No-reflow is a multifactorial phenomenon with many pathological changes that eventually lead to microvascular damage and impaired myocardial perfusion [11-13]. The main factors that contribute to NR include: 1) Endothelial and myocardial cell edema damage the microvascular structure, which leads to microcirculatory compression and cell ischemia [12]; 2) Ischemia-reperfusion injury causes endothelial swelling, interstitial and intracellular edema and intraluminal microthrombi [13]. In addition, after reperfusion, the expression of adhesion molecules, activation of leukocytes, production of oxygen free radicals and release of vasoactive substances are remarkably increased, which may expand microvascular damage area; 3) Dysfunctional endothelium and the potent vasoconstrictors (serotonin, angiotensin II, endothelin-1) May result in microvascular spasm [14]; 4) Mechanical obstruction of leukocytes and their released products including oxygen free radicals, proteolytic enzymes and pro-inflammatory factors may contribute to tissue damage; 5) Microemboli consisting of thrombus fragments, blood cells aggregates, platelet plugs and atherosclerotic debris may obstruct microcirculation [15]; and 6) Extrinsic coagulation pathway activation [16].
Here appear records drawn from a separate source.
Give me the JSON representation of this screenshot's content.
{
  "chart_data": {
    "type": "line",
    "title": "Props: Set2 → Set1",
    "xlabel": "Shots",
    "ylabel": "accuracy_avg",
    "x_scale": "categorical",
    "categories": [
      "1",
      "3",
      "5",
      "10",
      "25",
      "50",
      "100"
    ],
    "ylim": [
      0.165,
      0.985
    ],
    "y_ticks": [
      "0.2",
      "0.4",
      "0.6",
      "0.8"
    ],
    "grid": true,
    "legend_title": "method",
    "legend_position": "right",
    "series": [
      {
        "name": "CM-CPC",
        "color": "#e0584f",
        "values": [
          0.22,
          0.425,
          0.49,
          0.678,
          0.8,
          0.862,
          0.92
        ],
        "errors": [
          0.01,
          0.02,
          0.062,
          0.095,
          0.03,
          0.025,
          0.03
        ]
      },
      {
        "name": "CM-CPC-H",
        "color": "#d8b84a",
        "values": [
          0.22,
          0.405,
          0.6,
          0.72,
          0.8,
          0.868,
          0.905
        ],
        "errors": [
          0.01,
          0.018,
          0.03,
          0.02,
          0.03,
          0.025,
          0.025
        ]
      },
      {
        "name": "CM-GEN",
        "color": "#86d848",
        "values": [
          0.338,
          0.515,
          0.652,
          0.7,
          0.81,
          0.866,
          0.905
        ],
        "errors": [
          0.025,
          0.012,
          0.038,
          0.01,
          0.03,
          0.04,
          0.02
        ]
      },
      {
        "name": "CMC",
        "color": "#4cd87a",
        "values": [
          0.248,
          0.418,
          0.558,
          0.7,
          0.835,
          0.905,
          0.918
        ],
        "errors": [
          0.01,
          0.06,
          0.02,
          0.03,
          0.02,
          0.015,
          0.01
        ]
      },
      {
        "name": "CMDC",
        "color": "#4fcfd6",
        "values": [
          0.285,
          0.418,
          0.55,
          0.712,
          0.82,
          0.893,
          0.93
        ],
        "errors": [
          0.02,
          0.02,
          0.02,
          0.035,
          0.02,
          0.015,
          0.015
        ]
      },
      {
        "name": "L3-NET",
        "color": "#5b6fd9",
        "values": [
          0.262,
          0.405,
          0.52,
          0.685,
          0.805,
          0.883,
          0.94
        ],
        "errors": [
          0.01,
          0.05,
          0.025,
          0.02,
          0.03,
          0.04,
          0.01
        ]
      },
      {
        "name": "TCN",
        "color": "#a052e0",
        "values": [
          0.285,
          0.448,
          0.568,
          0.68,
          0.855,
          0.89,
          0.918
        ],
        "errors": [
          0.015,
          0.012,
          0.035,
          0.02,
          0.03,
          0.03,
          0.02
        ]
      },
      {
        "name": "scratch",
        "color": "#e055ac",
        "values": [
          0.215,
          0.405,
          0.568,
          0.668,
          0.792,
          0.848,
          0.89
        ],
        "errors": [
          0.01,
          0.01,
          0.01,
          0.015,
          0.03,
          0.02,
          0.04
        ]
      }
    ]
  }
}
The mechanisms of anisodamine in the prevention of NR and improvement of myocardial microcirculation might be multifactorial: 1) relieving the spasm of the conductive arteries, prearterioles, arterioles, and dredging coronary microcirculation; 2) restoring microvascular autonomic rhythm of tide-like perfusion [3] which is destroyed by NR; 3) increasing the coronary perfusion pressure by increasing blood pressure (especially the diastolic and mean blood pressure) and heart rate, which is very beneficial for the correction of NR and the improvement of coronary microcirculation; 4) inhibiting acetycholine receptor and regulating the rebalance between sympathetic and vagus nervous systems; 5) correcting hypotension and bradycardia and maintaining hemodynamic stabilization; 6) to some degree, anisodamine has the role similar to calcium channel antagonist. It can prevent intracellular calcium overload and attenuate the spasm of microcirculation; 7) inhibiting lipid superoxidation and oxygen free radicals formation, which lessens the injury of endothelial cells [17, 18]; 8) alleviating the oppression of myocardial swelling on microcirculation so as to improve the coronary antegrade blood flow [19].
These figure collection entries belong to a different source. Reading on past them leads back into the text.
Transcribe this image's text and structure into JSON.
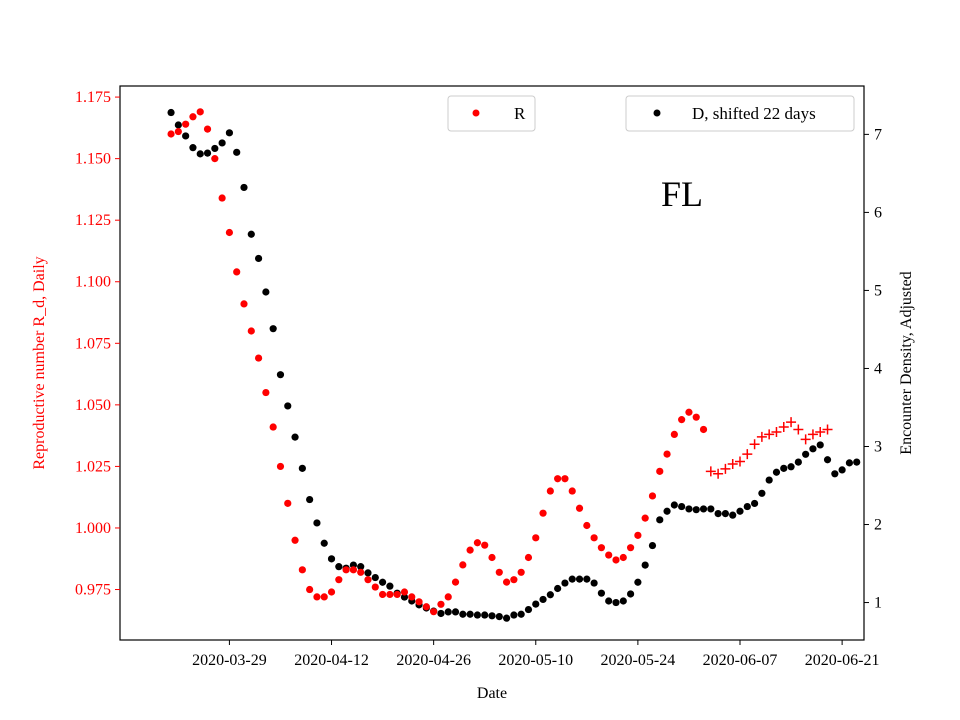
{
  "chart_data": {
    "type": "scatter",
    "xlabel": "Date",
    "ylabel_left": "Reproductive number R_d, Daily",
    "ylabel_right": "Encounter Density, Adjusted",
    "annotation": "FL",
    "xlim": [
      "2020-03-14",
      "2020-06-24"
    ],
    "ylim_left": [
      0.9545,
      1.1795
    ],
    "ylim_right": [
      0.52,
      7.62
    ],
    "x_ticks": [
      "2020-03-29",
      "2020-04-12",
      "2020-04-26",
      "2020-05-10",
      "2020-05-24",
      "2020-06-07",
      "2020-06-21"
    ],
    "y_ticks_left": [
      "0.975",
      "1.000",
      "1.025",
      "1.050",
      "1.075",
      "1.100",
      "1.125",
      "1.150",
      "1.175"
    ],
    "y_ticks_right": [
      "1",
      "2",
      "3",
      "4",
      "5",
      "6",
      "7"
    ],
    "colors": {
      "R": "#ff0000",
      "D": "#000000",
      "left_axis": "#ff0000",
      "right_axis": "#000000"
    },
    "legend": {
      "R_label": "R",
      "D_label": "D, shifted 22 days",
      "R_placement": "top-center",
      "D_placement": "top-right"
    },
    "series": [
      {
        "name": "R",
        "marker": "dot",
        "axis": "left",
        "start_date": "2020-03-21",
        "values": [
          1.16,
          1.161,
          1.164,
          1.167,
          1.169,
          1.162,
          1.15,
          1.134,
          1.12,
          1.104,
          1.091,
          1.08,
          1.069,
          1.055,
          1.041,
          1.025,
          1.01,
          0.995,
          0.983,
          0.975,
          0.972,
          0.972,
          0.974,
          0.979,
          0.983,
          0.983,
          0.982,
          0.979,
          0.976,
          0.973,
          0.973,
          0.973,
          0.974,
          0.972,
          0.97,
          0.968,
          0.966,
          0.969,
          0.972,
          0.978,
          0.985,
          0.991,
          0.994,
          0.993,
          0.988,
          0.982,
          0.978,
          0.979,
          0.982,
          0.988,
          0.996,
          1.006,
          1.015,
          1.02,
          1.02,
          1.015,
          1.008,
          1.001,
          0.996,
          0.992,
          0.989,
          0.987,
          0.988,
          0.992,
          0.997,
          1.004,
          1.013,
          1.023,
          1.03,
          1.038,
          1.044,
          1.047,
          1.045,
          1.04
        ]
      },
      {
        "name": "R",
        "marker": "plus",
        "axis": "left",
        "start_date": "2020-06-03",
        "values": [
          1.023,
          1.022,
          1.024,
          1.026,
          1.027,
          1.03,
          1.034,
          1.037,
          1.038,
          1.039,
          1.041,
          1.043,
          1.04,
          1.036,
          1.038,
          1.039,
          1.04
        ]
      },
      {
        "name": "D, shifted 22 days",
        "marker": "dot",
        "axis": "right",
        "start_date": "2020-03-21",
        "values": [
          7.28,
          7.12,
          6.98,
          6.83,
          6.75,
          6.76,
          6.82,
          6.89,
          7.02,
          6.77,
          6.32,
          5.72,
          5.41,
          4.98,
          4.51,
          3.92,
          3.52,
          3.12,
          2.72,
          2.32,
          2.02,
          1.76,
          1.56,
          1.46,
          1.44,
          1.48,
          1.46,
          1.38,
          1.32,
          1.26,
          1.21,
          1.12,
          1.07,
          1.02,
          0.97,
          0.93,
          0.89,
          0.86,
          0.88,
          0.88,
          0.85,
          0.85,
          0.84,
          0.84,
          0.83,
          0.82,
          0.8,
          0.84,
          0.85,
          0.91,
          0.98,
          1.04,
          1.1,
          1.18,
          1.25,
          1.3,
          1.3,
          1.3,
          1.25,
          1.12,
          1.02,
          1.0,
          1.02,
          1.11,
          1.26,
          1.48,
          1.73,
          2.06,
          2.17,
          2.25,
          2.23,
          2.2,
          2.19,
          2.2,
          2.2,
          2.14,
          2.14,
          2.12,
          2.17,
          2.23,
          2.27,
          2.4,
          2.57,
          2.67,
          2.72,
          2.74,
          2.8,
          2.9,
          2.97,
          3.02,
          2.83,
          2.65,
          2.7,
          2.79,
          2.8
        ]
      }
    ]
  }
}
LAMIS II trial [20] was designed to evaluate the efficacy and safety by different doses of pitavastatins in AMI patients. It suggested that although LDL-C was reduced more significantly by using 4 mg of pitavastatin compared to 2 mg of pitavastatin, the event rate was comparable. Our study showed that 4 mg of pitavastatin plus 2000ug of anisodamine could obviously improve myocardial reperfusion, and combinations of these two drugs had positive synergistic effect.
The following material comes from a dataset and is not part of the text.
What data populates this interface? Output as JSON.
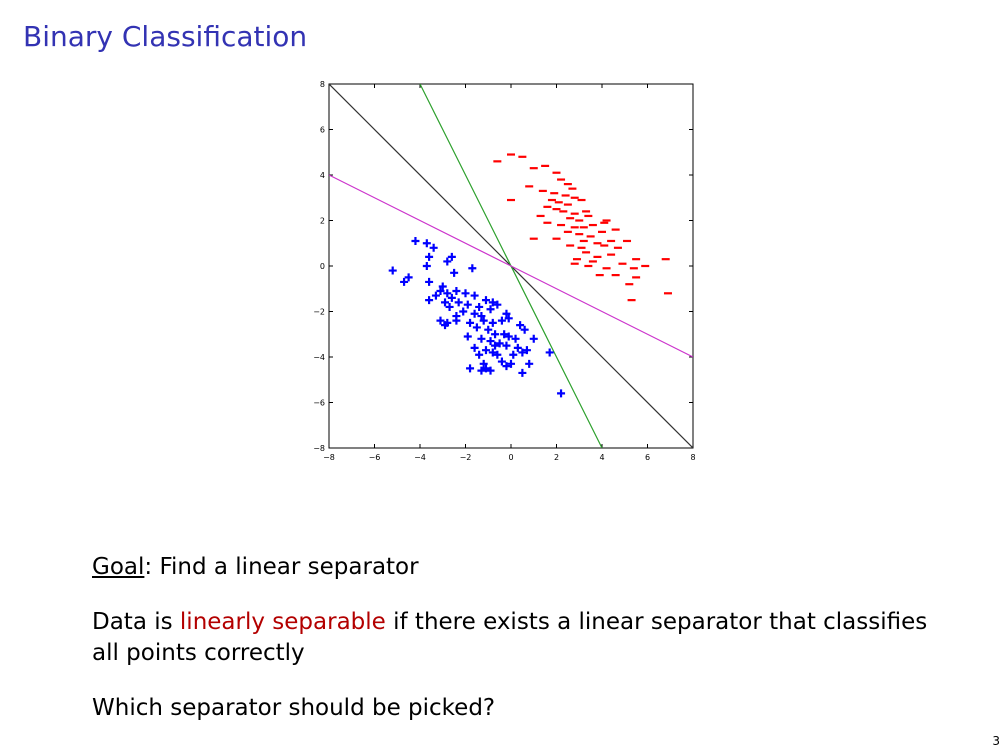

This study had some limitations. Firstly, this is a single-center, small-scale and short-term study, therefore, complete STR and MACE maybe had significant differences among these four groups in a future study with larger sample size and longer-time follow-up. Secondly, there were little researches concerning anisodamine, so the optimal dose range of anisodamine should be further explored. For example, anisodamine was administered 5000ug intracoronarily in our center.

High-dose anisodamine and pitavastatin combination can better ameliorate myocardial reperfusion and protect cardiac function in patients with AIMI undergoing primary PCI.